Le vendredi, jour de grande manifestation depuis bientôt trente-quatre semaines. Ce 11 octobre, un dispositif policier d’envergure dans les rues du centre d’Alger et des barrages déployés sur les routes menant à la capitale fractionnent les foules souhaitant renforcer le cortège. Les manifestations hebdomadaires ont chuté de centaines de milliers au printemps à des dizaines de milliers maintenant, mais restent un défi substantiel pour les autorités avant le vote du 12 décembre. Avec plus de policiers lors des manifestations et en arrêtant des personnalités de l’opposition, les autorités ont renforcé la pression sur les protestataires ces dernières semaines.
Les autorités électorales ont appelé cette semaine les manifestants à aider à superviser le vote afin d’en garantir la transparence, ce qui est considéré comme la plus récente des tentatives visant à calmer la rue. Le mouvement de protestation, sans chef autoproclamé, a rejeté toute participation à ces échéances aussitôt que des alliés de l’ancien président Abdelaziz Bouteflika sont toujours au pouvoir, affirmant qu’elles ne peuvent être ni libres ni équitables dans cet état des choses. Dans un pays où les disparités et les inégalités sociales demeurent considérables, le pouvoir cherche à reprendre l’initiative politique face à la rue qui fait entendre ses revendications depuis plusieurs mois.

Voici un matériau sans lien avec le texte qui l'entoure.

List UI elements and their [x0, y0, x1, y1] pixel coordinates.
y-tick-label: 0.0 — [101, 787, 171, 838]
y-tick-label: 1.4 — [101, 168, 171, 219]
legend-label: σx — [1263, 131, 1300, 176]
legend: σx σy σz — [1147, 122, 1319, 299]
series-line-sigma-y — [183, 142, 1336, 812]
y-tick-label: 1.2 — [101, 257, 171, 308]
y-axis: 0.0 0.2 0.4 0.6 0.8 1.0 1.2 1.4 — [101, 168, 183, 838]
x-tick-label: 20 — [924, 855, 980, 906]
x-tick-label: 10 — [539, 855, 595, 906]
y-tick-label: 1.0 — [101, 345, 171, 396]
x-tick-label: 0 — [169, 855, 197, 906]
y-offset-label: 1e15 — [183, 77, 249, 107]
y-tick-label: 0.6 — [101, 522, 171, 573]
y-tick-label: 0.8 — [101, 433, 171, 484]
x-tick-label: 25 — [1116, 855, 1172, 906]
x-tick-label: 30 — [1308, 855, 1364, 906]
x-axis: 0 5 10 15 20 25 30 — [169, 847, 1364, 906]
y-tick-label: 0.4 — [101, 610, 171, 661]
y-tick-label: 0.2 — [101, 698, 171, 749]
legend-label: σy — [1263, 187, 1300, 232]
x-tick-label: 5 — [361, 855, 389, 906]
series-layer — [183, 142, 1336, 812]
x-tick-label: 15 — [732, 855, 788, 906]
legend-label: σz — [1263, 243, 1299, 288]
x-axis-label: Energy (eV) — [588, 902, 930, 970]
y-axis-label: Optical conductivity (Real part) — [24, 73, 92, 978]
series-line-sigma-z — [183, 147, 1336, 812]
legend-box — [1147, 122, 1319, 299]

Abdelaziz Bouteflika a démissionné en avril à la suite des manifestations de masse qui ont éclaté en février, exigeant le retrait de l’élite dirigeante et la poursuite des personnes soupçonnées de corruption. L’armée, acteur principal de la politique algérienne depuis la démission de Bouteflika, a répété à maintes reprises que les élections seraient le seul moyen de sortir de la crise, en promettant que l’autorité électorale était habilitée à assurer l’organisation d’élections transparentes.
« Les élections constituent un événement historique et décisif », a déclaré le chef de l’autorité électorale, Mohamed Charfi, cette semaine, avant d’ajouter que «Les jeunes du hirak (mouvement de protestation) sont invités à participer à la supervision du processus depuis les bureaux de vote, ainsi qu’au suivi des opérations et du dépouillement».
Cette annonce fait suite à l’arrestation de certaines personnalités de l’opposition qui ont soutenu les manifestations dans un mouvement jugé antidémocratique par les opposants. Le 10 octobre, Abdelwahab Fersaoui, président du Rassemblement action jeunesse (RAJ), une association activement impliquée dans le mouvement de contestation populaire en Algérie, a été interpellé par des policiers en civil à la fin d’une action organisée en soutien à des détenus d’opinion.
Plus de 139 personnalités, dont la plupart sont connues du public, ont déclaré qu’elles se présenteraient aux élections en promettant de rompre avec le système de Bouteflika.